Americans nearing retirement worry about more than just how they’re going to spend those savings. According to the 2015 Consumer Banking Insights Study, 67% of Americans age 55 and over feel the least in control of their finances. This might seem surprising, as retirement is perceived as a time to relax after decades in the rat race.

On the flip side, 79% of Millennials, more than any other age group, reported they feel the most in control of their finances – data that contradicts the stereotype of unemployed twenty-somethings living off their parents while paying down student loans.

Evidently, where Americans bank factors in to their feelings about banking, no matter what age they are. 79% of community bank and credit union account holders reported they felt as if their financial institution had their best interest at heart— as opposed to 60% of megabank customers.

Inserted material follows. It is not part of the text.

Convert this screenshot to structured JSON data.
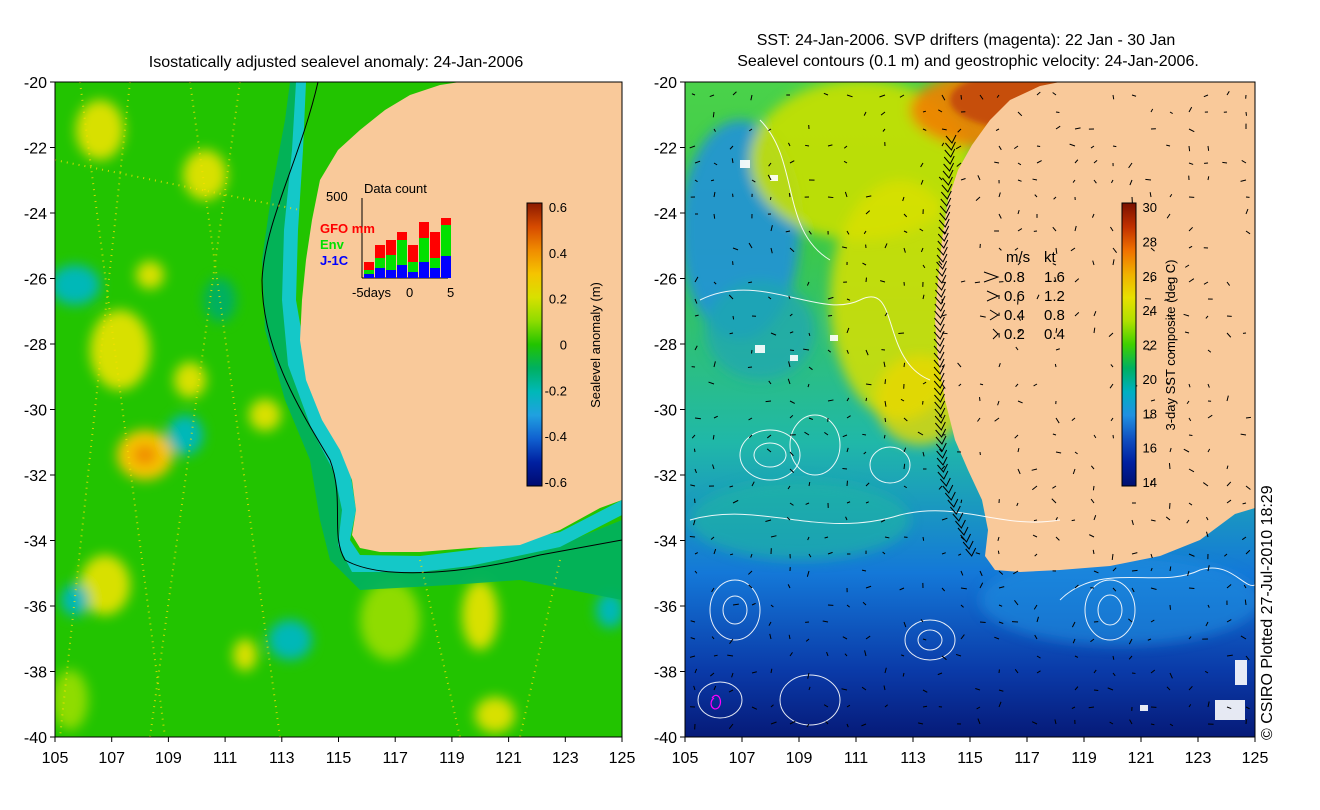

Check out the full infographic with stats on consumer’s banking habits and preferences here. When you’re done scrolling through the graphic, you’ll have the opportunity to download the Executive Summary with even more insights.

 

About the Survey: Online survey of 1,002 U.S. adults (ages 18+) commissioned by BancVue and conducted by Harris Poll, January 5-9, 2015. "Consumers" are defined as U.S. adults ages 18 and up who have a checking account at a financial institution. "Community banks and credit union customers" are those who consider a local community bank or a local credit union to be their primary banking institution. "Megabank customers" are checking account holders who consider one of the big national banks to be their primary banking institution.